Precision agriculture in production

Precision agriculture (PA) uses spatial data to manage paddocks at fine resolution rather than treating them as uniform. Core tools include GPS auto-steer on tractors (reducing overlap and operator fatigue), variable-rate technology that adjusts seed and fertiliser rates across a paddock based on soil and yield maps, yield monitors on headers that record harvest data, and remote sensing from satellites and drones to map crop vigour. PA lifts productivity by placing inputs only where they pay, and improves sustainability by cutting wasted fertiliser and fuel, reducing nutrient runoff and lowering emissions per tonne produced.

Sensing, automation and data

Beyond guidance, on-farm sensors and connected devices (the agricultural Internet of Things) monitor soil moisture, weather, water-tank levels and stock. Walk-over weighing and electronic ear tags track individual animal growth. Automated and robotic systems, from robotic dairies that milk cows on demand to autonomous weeding machines, reduce labour and improve timeliness. The data these generate feeds decision-support software so producers make evidence-based choices. The limitation is connectivity and capital: rural data networks can be poor, and the systems are expensive, so they suit larger or higher-value operations first.

Processing and fibre technologies

Processing technology adds value and reduces waste between farm and consumer. In meat, automated boning, chilling and vacuum packing extend shelf life and open export markets. In wool, objective measurement (laser fibre-diameter testing and bale certification) lets buyers pay precisely for quality, rewarding fine-wool producers. In grains and horticulture, optical sorting and controlled-atmosphere storage cut spoilage. New fibre technologies include traceability systems that verify provenance and ethical credentials, which command premiums in export markets sensitive to animal welfare and environmental claims.

Fuel and bioenergy

Agriculture is both an energy user and a potential energy producer. Biofuels turn crops and residues into renewable energy: ethanol from sugarcane and grain sorghum, and biodiesel from canola and tallow, blend into transport fuels. Bioenergy uses residues and wastes, for example biogas captured from piggery and feedlot effluent via anaerobic digestion to generate on-farm electricity and heat, while the digestate is returned as fertiliser. These technologies can improve sustainability by displacing fossil fuels and turning a waste into a resource, but the evaluation must weigh the energy and land used to grow the feedstock against the energy produced, and the food-versus-fuel debate when crops are diverted to energy.

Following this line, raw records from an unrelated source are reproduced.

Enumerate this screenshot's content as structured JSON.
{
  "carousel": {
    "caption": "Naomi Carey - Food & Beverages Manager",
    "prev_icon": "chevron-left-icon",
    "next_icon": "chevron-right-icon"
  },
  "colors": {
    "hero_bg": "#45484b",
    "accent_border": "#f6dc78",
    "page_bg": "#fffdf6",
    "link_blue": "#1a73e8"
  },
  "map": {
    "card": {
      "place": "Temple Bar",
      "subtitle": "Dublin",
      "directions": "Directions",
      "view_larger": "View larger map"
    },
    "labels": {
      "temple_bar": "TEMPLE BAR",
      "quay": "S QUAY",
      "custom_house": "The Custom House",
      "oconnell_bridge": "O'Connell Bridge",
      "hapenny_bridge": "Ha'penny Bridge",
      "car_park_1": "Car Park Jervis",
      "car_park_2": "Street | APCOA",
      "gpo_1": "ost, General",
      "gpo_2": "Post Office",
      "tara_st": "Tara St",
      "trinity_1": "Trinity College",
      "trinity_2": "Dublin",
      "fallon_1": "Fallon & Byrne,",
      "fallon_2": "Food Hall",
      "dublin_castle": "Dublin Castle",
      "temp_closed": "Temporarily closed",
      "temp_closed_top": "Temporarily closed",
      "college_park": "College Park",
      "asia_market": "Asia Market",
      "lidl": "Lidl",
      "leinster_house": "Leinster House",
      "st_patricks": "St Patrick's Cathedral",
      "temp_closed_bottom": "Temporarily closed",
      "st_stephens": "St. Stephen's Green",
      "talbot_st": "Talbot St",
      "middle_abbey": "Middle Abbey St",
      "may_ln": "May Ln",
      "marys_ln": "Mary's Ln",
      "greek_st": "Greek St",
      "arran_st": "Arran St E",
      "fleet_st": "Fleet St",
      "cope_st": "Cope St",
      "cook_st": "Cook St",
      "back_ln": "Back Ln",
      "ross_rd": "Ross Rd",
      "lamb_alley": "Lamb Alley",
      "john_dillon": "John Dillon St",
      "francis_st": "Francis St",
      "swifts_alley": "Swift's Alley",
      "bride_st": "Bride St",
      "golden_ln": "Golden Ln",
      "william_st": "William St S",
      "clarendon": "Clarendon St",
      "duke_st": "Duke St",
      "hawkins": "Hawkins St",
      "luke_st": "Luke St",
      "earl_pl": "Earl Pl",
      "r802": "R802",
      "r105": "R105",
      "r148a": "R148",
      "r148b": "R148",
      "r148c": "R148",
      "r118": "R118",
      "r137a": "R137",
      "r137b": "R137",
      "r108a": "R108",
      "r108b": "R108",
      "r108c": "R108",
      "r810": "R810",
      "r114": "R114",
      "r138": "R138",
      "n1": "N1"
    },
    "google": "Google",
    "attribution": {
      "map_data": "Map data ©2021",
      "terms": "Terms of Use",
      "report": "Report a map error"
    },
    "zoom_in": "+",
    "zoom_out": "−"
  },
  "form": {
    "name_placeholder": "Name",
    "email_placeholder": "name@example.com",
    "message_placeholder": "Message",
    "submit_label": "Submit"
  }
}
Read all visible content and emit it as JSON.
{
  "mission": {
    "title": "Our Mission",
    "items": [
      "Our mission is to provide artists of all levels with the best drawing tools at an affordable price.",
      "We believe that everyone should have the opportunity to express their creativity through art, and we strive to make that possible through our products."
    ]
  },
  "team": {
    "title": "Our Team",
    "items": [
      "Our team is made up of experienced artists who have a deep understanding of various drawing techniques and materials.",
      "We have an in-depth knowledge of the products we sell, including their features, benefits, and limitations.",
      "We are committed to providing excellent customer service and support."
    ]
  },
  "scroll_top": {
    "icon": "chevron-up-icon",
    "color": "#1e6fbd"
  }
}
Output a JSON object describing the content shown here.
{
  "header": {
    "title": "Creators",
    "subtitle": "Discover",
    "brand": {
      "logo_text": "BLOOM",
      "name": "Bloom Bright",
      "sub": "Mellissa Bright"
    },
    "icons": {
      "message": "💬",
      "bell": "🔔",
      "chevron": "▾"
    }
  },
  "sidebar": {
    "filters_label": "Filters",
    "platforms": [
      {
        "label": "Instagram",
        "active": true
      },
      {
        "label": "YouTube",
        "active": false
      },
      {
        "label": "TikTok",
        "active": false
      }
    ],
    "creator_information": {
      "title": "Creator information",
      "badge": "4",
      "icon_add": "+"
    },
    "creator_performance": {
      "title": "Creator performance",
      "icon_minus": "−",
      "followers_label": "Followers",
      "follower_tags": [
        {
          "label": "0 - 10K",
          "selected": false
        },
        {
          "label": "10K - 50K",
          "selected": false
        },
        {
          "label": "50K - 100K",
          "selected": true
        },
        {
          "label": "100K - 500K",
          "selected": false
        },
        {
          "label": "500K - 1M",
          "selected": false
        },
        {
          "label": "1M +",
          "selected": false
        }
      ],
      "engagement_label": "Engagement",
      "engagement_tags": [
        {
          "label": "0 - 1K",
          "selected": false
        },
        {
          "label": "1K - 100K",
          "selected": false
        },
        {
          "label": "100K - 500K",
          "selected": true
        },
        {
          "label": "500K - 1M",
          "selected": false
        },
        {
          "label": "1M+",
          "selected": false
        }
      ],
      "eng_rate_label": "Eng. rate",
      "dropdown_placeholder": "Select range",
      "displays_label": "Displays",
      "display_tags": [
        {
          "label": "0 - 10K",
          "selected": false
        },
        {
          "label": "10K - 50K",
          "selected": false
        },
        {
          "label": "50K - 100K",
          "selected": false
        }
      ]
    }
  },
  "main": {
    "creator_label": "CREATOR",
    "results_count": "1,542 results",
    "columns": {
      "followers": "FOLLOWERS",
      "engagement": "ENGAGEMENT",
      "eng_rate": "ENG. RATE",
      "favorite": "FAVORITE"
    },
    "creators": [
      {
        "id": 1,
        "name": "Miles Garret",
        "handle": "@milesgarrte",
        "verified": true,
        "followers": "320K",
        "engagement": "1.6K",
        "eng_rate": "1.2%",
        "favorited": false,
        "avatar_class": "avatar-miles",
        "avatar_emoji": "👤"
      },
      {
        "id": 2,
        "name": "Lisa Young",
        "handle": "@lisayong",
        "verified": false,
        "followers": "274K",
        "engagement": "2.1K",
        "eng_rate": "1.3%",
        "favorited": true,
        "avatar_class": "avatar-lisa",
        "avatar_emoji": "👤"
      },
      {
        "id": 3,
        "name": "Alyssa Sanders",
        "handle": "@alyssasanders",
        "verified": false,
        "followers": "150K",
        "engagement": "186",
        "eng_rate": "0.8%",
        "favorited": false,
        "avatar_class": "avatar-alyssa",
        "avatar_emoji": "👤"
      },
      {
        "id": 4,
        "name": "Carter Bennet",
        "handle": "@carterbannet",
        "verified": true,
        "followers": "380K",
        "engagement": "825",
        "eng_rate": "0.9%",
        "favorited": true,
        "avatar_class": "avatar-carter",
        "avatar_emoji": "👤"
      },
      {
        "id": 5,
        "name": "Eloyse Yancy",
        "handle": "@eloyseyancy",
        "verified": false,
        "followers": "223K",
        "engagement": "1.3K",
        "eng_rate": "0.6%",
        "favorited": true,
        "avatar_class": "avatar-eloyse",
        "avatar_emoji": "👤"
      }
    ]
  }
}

How to use this in the exam

Choose two or three named technologies (for example variable-rate fertiliser, objective wool measurement, and effluent biogas) and for each explain how it works, its productivity benefit, and its sustainability impact with costs and limits. Because the verb is "evaluate," reach a judgement for each technology rather than just describing it, and use current Australian examples to show the industry is genuinely adopting these tools.